Je suis dans ma chambre, en train de noter quelques idées sur mon ordinateur, quand j'entends quelqu'un frapper à ma porte. Je referme aussitôt le clapet de mon PC et invite la personne à entrer. C'est Jacob.

Il me salue et s'installe par terre, près de mon lit. Cette place lui semble attribuée depuis que mes parents savent que Leah et Seth Clearwater font partie de la bande de Sam. Dorénavant, ils nient catégoriquement que ce groupe consomme ou vend des stéroïdes. Résultat : Jacob est toujours le bienvenu à la maison, et ça me va très bien.

Je lui souris et lui demande des nouvelles de cette mystérieuse personne qui le rend si heureux. Jacob m'avait confié un jour qu'il avait quelqu'un de très important dans sa vie, mais qu'il préférait garder ça secret. J'ai respecté son choix, mais de temps en temps, je ne peux pas m'empêcher de le titiller un peu.

La conversation glisse sur Bella Swan Cullen et sa famille, mais surtout sur le docteur Cullen, que Jacob admire sans vraiment l'avouer. Au fil du temps, j'ai bien compris que la mystérieuse personne n'est pas Bella. C'est ce que je pensais au début, mais sa manière de parler d'elle m'a vite détrompée.

Je lui demande aussi des nouvelles de Sam et Emily, que je n'ai pas revus depuis un moment. J'ai préféré éviter la maison d'Emily ces dernières semaines, histoire d'esquiver Paul. Je le croise forcément au lycée, mais on s'arrange toujours pour s'ignorer.

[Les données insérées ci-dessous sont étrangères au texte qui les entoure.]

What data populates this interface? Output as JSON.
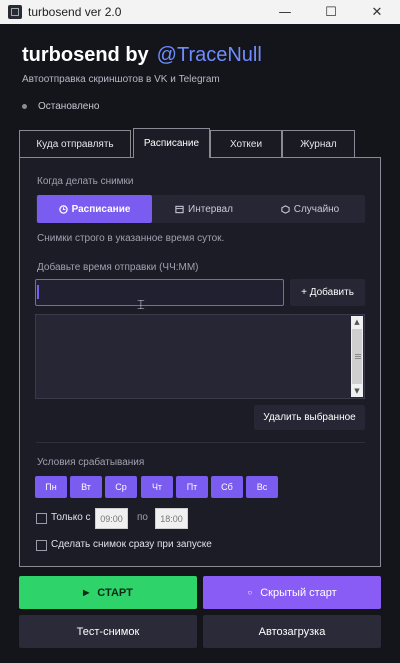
{
  "window": {
    "title": "turbosend ver 2.0",
    "controls": {
      "minimize": "—",
      "maximize": "☐",
      "close": "✕"
    }
  },
  "header": {
    "app_name": "turbosend by",
    "handle": "@TraceNull",
    "subtitle": "Автоотправка скриншотов в VK и Telegram",
    "status": "Остановлено"
  },
  "tabs": [
    {
      "label": "Куда отправлять",
      "active": false
    },
    {
      "label": "Расписание",
      "active": true
    },
    {
      "label": "Хоткеи",
      "active": false
    },
    {
      "label": "Журнал",
      "active": false
    }
  ],
  "schedule": {
    "when_label": "Когда делать снимки",
    "modes": [
      {
        "label": "Расписание",
        "icon": "clock-icon",
        "active": true
      },
      {
        "label": "Интервал",
        "icon": "interval-icon",
        "active": false
      },
      {
        "label": "Случайно",
        "icon": "dice-icon",
        "active": false
      }
    ],
    "mode_description": "Снимки строго в указанное время суток.",
    "time_label": "Добавьте время отправки (ЧЧ:ММ)",
    "time_value": "",
    "add_button": "+ Добавить",
    "times_list": [],
    "delete_button": "Удалить выбранное",
    "conditions_label": "Условия срабатывания",
    "days": [
      "Пн",
      "Вт",
      "Ср",
      "Чт",
      "Пт",
      "Сб",
      "Вс"
    ],
    "only_from_label": "Только с",
    "from_time": "09:00",
    "to_label": "по",
    "to_time": "18:00",
    "only_from_checked": false,
    "snapshot_on_start_label": "Сделать снимок сразу при запуске",
    "snapshot_on_start_checked": false
  },
  "buttons": {
    "start": "СТАРТ",
    "start_icon": "play-icon",
    "hidden_start": "Скрытый старт",
    "hidden_start_icon": "circle-icon",
    "test_shot": "Тест-снимок",
    "autoload": "Автозагрузка"
  },
  "colors": {
    "background": "#14141b",
    "panel": "#1c1c26",
    "accent": "#7b5cf0",
    "handle": "#6f8cff",
    "start_green": "#2ed36a",
    "hidden_purple": "#8a5cf6"
  }
}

À un moment, Jacob se met à parler de sa sœur, Rachel, et de Paul. Jacob m'a confié un jour qu'il appréciait venir chez moi de se « préserver de la vue de Paul et Rachel ensemble ».

— Ça peut paraître dingue, mais il est doux comme un agneau avec elle! Méconnaissable! s'exclame-t-il, hilare.
— C'est si comique que ça? Ça a plutôt l'air flippant, moi, je trouve, je réponds en grimaçant légèrement.
— Maintenant que tu le dis, ça fait peur, ouais...

Son fou rire repart de plus belle, et je ne peux pas m'empêcher de rire avec lui. J'essaye d'imaginer Paul en train d'embrasser Rachel, mais cette image me dégoûte instantanément.

Les heures passent, et on discute de tout et de rien, mais surtout de rien, en réalité. J'adore ces moments-là, simples et sans prise de tête. Soudain, un hurlement de loup résonne au loin.

— T'as entendu? je lui demande, captivée.
— Ouais, j'ai entendu, répond-il, un peu plus sérieux tout à coup.

J'adore écouter ce genre de bruit. Ça me rappelle à quel point la nature est précieuse et qu'il faut la protéger. Je lève les yeux vers Jacob. Il s'est redressé, les sourcils froncés.

— Je dois y aller, me dit-il en se levant précipitamment.

Je le raccompagne jusqu'à la porte d'entrée et le remercie pour sa visite. Il me dépose une bise sur le front avant de monter sur sa moto. Il démarre si vite que je n'ai même pas le temps de lui faire un signe de la main.

Je retourne dans ma chambre et rouvre mon ordinateur. Je n'ai plus qu'à me replonger dans mes notes. Les heures passent sans que je m'en rende compte, entre travail et rêveries.

Le lendemain matin, un réveil plus doux m'attend. C'est mon neveu, Mike, qui me réveille. Je grogne en sortant du lit, encore à moitié dans le brouillard, mais je finis vite par reprendre mes esprits. Au moins, je me lève chaque jour avec une tonne de câlins et de bisous, et franchement, ça n'a pas de prix.

Je me prépare tant bien que mal pour aller au lycée. Cette fichue écharpe complique tout.

— Tu ne peux pas l'enlever tout de suite, ma chérie. Allez, laisse-moi t'aider, dit ma mère avec sa douceur habituelle.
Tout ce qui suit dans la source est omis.